My Baby is Breech, But I’m Not Going To Stress About It
A few weeks ago, at my prenatal check-up, my midwife delivered some unsurprising news to me: my baby is breech. I say it was unsurprising, only because I have been in this position before, and also because I had been feeling the pitter-patter of little feet on my hips for weeks, so I had suspected my little lady was turned upside down.
The midwife confirming that my baby was, in fact, breech, should have scared me a little, but instead, I felt a strange sense of calm settle in over me as she pointed out how my daughter was laying face up alongside my belly, like she was floating in the world's most relaxing pool. (And hey, with an August due date, maybe she totally got that from me, as I have been practically living in my pool!)
I knew that not only did I have a lot of time before my due date, giving her plenty of time to flip back the “right” way, I also couldn't stress about something I couldn't control. I had been through this once, and this time, I knew better than to stress the entire rest of my pregnancy. Here's what I want you to know if you, too, hear those words: “Your baby is breech…” at your own doctor's check-up.
Here are some facts about breech babies:
Breech babies are pretty rare
The American College of Obstetricians (ACOG) explains that true breech babies at full-term (meaning 37 weeks or more) are still pretty rare–only 3 to 4% of all women will reach full-term in their pregnancies and have this occur.
Breech babies can turn at any time
The reason breech babies at full-term can be so rare might have something to do in part with the fact that breech babies can literally turn at any point in your pregnancy and even all the way up through birth. Obviously, your doctor probably won't let you take the risk of going into labor with a breech baby, but it's still comforting to me to know that breech babies have the ability to turn at any point, and it's not a “for certain” sentence if this happens as you near your due date. I can also attest to this fact, as in my last pregnancy, I had a breech baby for my entire last trimester, and she finally flipped around the day before I was scheduled to make a decision about a C-section. Yay!
Breech deliveries can be done–but there are risks
Breech deliveries clearly used to be done a lot more often than they are now, simply because practitioners didn't have all the resources to diagnose breech babies or schedule C-sections to avoid a woman with a breech baby going into labor. Thus, breech deliveries were taught to doctors so they could minimize their risks. That being said, however, the risks of a breech delivery include increased rates of fetal and maternal complications, like a prolapsed umbilical cord, cord compression, difficulties with head delivery, and oxygen supplies being cut off to the baby. So while it may be interesting to look into the possibility of delivering a breech baby, the risk is usually just not worth it. If your doctor advises a C-section for a breech baby, it's 100% for both you and your baby's safety, so don't be afraid to choose a C-section.

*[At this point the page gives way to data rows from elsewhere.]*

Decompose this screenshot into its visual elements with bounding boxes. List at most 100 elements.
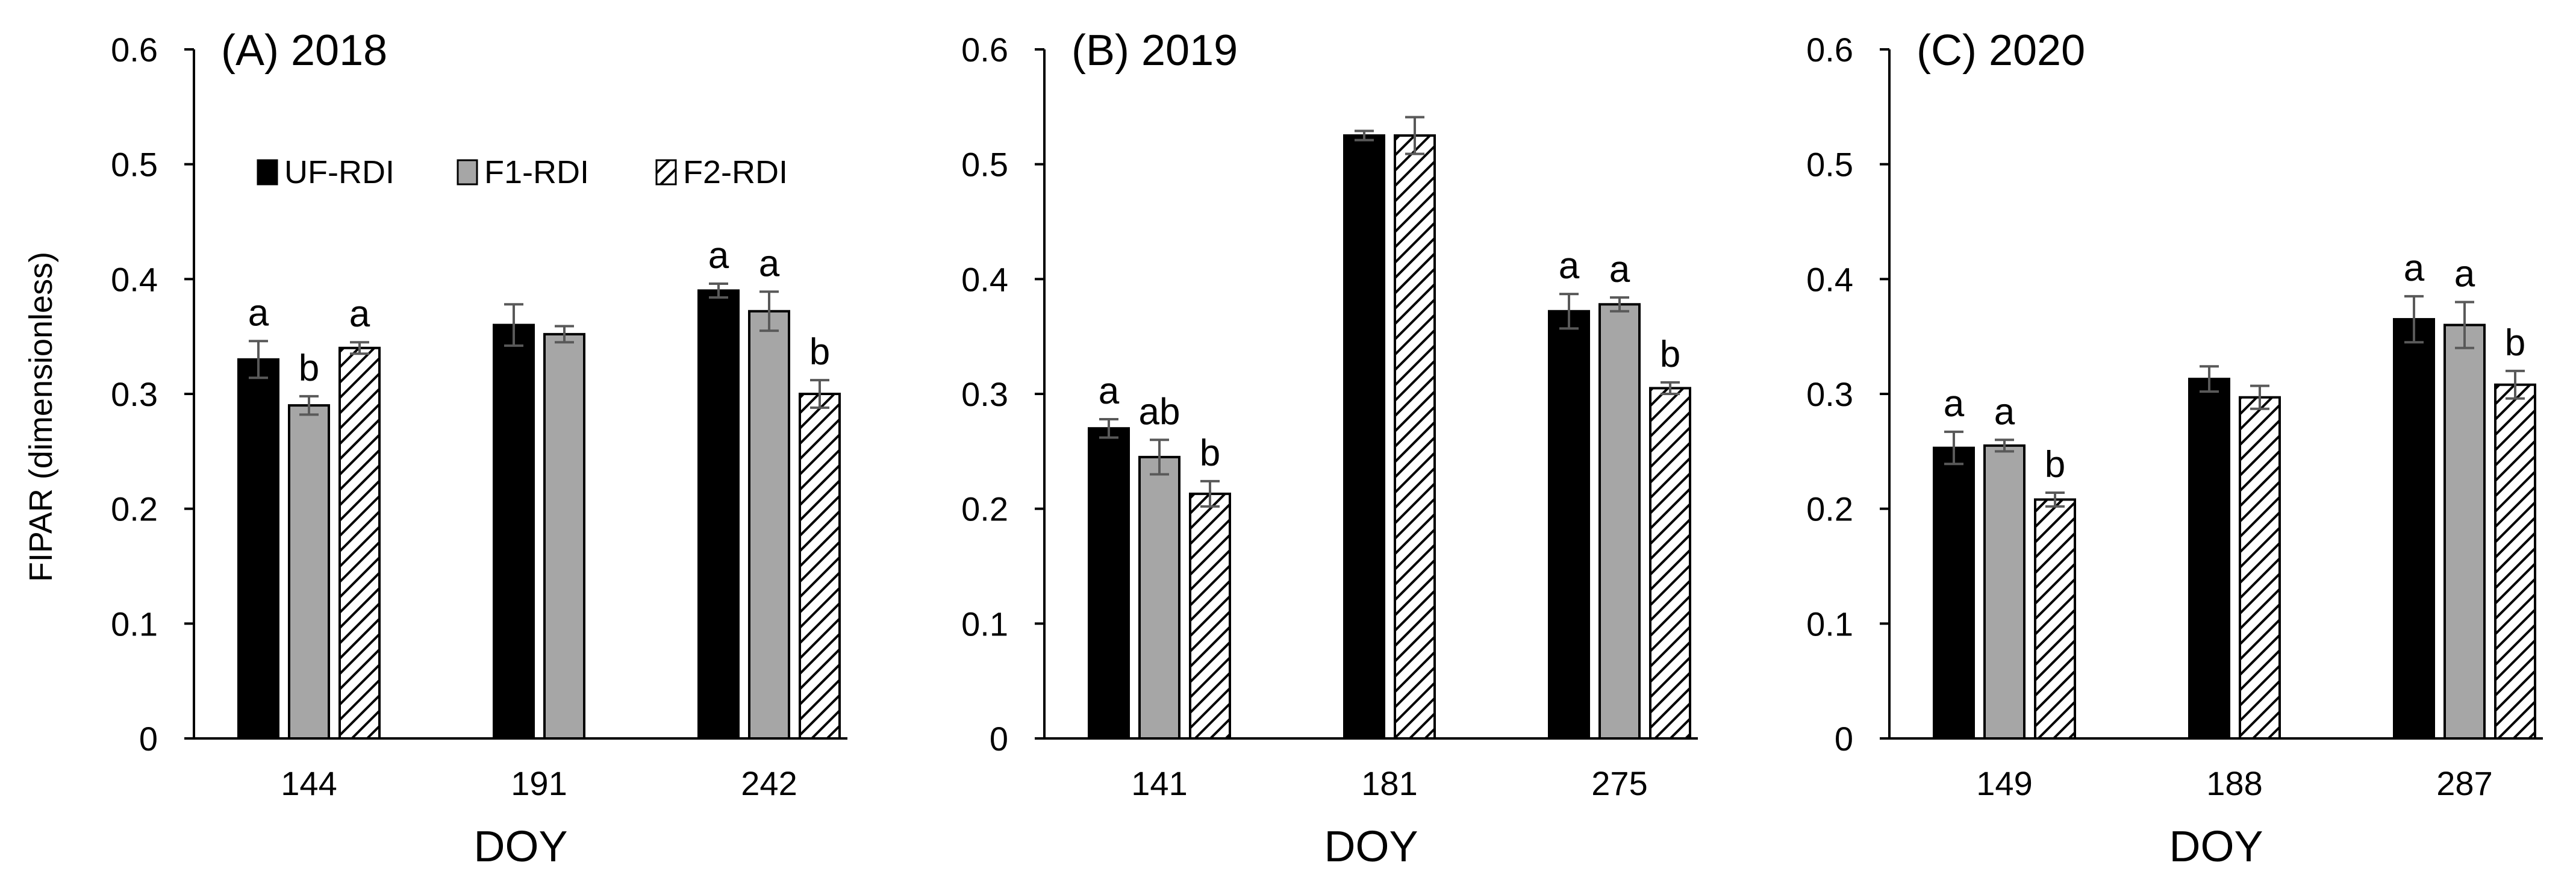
legend-item-f1-rdi: F1-RDI	[457, 154, 589, 190]
x-tick-label: 188	[2206, 764, 2262, 802]
significance-letter: a	[349, 293, 370, 335]
significance-letter: a	[1609, 249, 1630, 290]
y-tick-label: 0.6	[961, 31, 1008, 69]
bar-f1-rdi	[748, 310, 790, 740]
bar-uf-rdi	[2393, 318, 2435, 740]
y-tick-label: 0.2	[111, 490, 158, 528]
x-tick-label: 141	[1131, 764, 1187, 802]
y-tick-label: 0.4	[1806, 260, 1853, 298]
x-axis-label: DOY	[1324, 823, 1418, 871]
bar-uf-rdi	[1548, 310, 1590, 740]
significance-letter: a	[708, 235, 729, 276]
error-bar	[2404, 295, 2424, 344]
legend-swatch	[655, 159, 677, 186]
bar-f2-rdi	[2494, 383, 2536, 740]
significance-letter: a	[2454, 253, 2475, 295]
bar-f2-rdi	[338, 346, 381, 740]
x-tick-label: 149	[1976, 764, 2032, 802]
chart-panel-1: 0 0.1 0.2 0.3 0.4 0.5 0.6 (A) 2018 DOY 144 a b a 191 2…	[111, 27, 847, 871]
y-tick-label: 0	[990, 720, 1008, 758]
y-tick-label: 0.3	[961, 375, 1008, 413]
significance-letter: b	[809, 331, 830, 373]
y-axis-label: FIPAR (dimensionless)	[23, 252, 59, 582]
panel-title: (C) 2020	[1916, 27, 2085, 75]
y-tick-label: 0.1	[111, 605, 158, 643]
y-tick-label: 0.4	[961, 260, 1008, 298]
significance-letter: b	[1200, 432, 1220, 474]
panel-title: (A) 2018	[221, 27, 387, 75]
significance-letter: b	[2045, 444, 2065, 485]
x-tick-label: 275	[1591, 764, 1647, 802]
bar-f2-rdi	[799, 393, 841, 740]
x-tick-label: 181	[1361, 764, 1417, 802]
significance-letter: ab	[1139, 391, 1180, 432]
error-bar	[504, 303, 523, 347]
legend-swatch	[257, 159, 278, 186]
error-bar	[1610, 296, 1629, 313]
error-bar	[2506, 369, 2525, 400]
bar-f1-rdi	[543, 332, 585, 740]
y-tick-label: 0.4	[111, 260, 158, 298]
x-tick-label: 144	[281, 764, 337, 802]
y-tick-label: 0.2	[1806, 490, 1853, 528]
error-bar	[2200, 365, 2219, 393]
legend-swatch	[457, 159, 478, 186]
bar-f2-rdi	[2034, 498, 2076, 740]
bar-f1-rdi	[1138, 455, 1180, 740]
error-bar	[1995, 438, 2014, 453]
significance-letter: a	[1099, 370, 1120, 412]
error-bar	[1661, 381, 1680, 395]
x-axis-label: DOY	[473, 823, 567, 871]
bar-uf-rdi	[237, 358, 279, 740]
significance-letter: b	[1660, 334, 1680, 375]
bar-uf-rdi	[2188, 378, 2230, 740]
error-bar	[810, 379, 829, 409]
y-tick-label: 0	[139, 720, 158, 758]
significance-letter: a	[1994, 391, 2015, 432]
x-tick-label: 191	[511, 764, 567, 802]
error-bar	[299, 395, 319, 416]
y-tick-label: 0.5	[111, 146, 158, 184]
y-tick-label: 0.2	[961, 490, 1008, 528]
error-bar	[1355, 129, 1374, 142]
x-tick-label: 242	[741, 764, 797, 802]
error-bar	[759, 290, 779, 332]
significance-letter: a	[1559, 245, 1580, 287]
significance-letter: a	[1944, 383, 1965, 425]
x-tick-label: 287	[2436, 764, 2492, 802]
bar-f2-rdi	[1189, 492, 1231, 740]
y-tick-label: 0.6	[111, 31, 158, 69]
bar-f1-rdi	[2443, 323, 2486, 740]
y-tick-label: 0.1	[1806, 605, 1853, 643]
y-tick-label: 0.3	[111, 375, 158, 413]
x-axis-label: DOY	[2169, 823, 2263, 871]
legend-label: F1-RDI	[484, 154, 589, 190]
bar-uf-rdi	[1343, 134, 1385, 740]
legend-item-uf-rdi: UF-RDI	[257, 154, 395, 190]
significance-letter: a	[759, 243, 780, 284]
error-bar	[2045, 491, 2065, 508]
error-bar	[555, 325, 574, 344]
bar-f2-rdi	[1394, 134, 1436, 740]
bar-uf-rdi	[1088, 427, 1130, 740]
y-tick-label: 0.1	[961, 605, 1008, 643]
error-bar	[1150, 438, 1169, 476]
error-bar	[1405, 116, 1424, 155]
error-bar	[709, 282, 728, 299]
panel-title: (B) 2019	[1071, 27, 1238, 75]
error-bar	[1200, 479, 1220, 508]
significance-letter: a	[2404, 248, 2425, 289]
significance-letter: a	[248, 292, 269, 334]
error-bar	[249, 340, 268, 379]
error-bar	[1944, 430, 1963, 466]
bar-uf-rdi	[697, 289, 740, 740]
y-tick-label: 0.3	[1806, 375, 1853, 413]
bar-f1-rdi	[1598, 303, 1641, 740]
y-tick-label: 0.5	[1806, 146, 1853, 184]
bar-f2-rdi	[2239, 396, 2281, 740]
error-bar	[1099, 417, 1118, 439]
legend: UF-RDI F1-RDI F2-RDI	[257, 154, 788, 190]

You can get your breech baby turned manually
The ACOG also explains that you can work with your doctor or a specialist to turn a breech baby manually–as in from the outside. This is called external cephalic version, or ECV, and it can be done both safely and successfully. Not all doctors are trained to do them, so if your doctor refuses to offer you one, it may be worth checking into an option of working with a specialist or another doctor so you can avoid a C-section. An ECV should always be done with a trained doctor and done in a hospital, so you have access to the OR or other resources if there is an emergency.
A breech baby is not a sign of a problem
According to the ACOG, while a baby who has a genetic problem or birth defect may be unable to flip head down properly, on its own, a breech baby does not indicate that something is wrong. Most breech babies are developmentally normal, so there's no need to worry if your doctor tells you your baby is breech.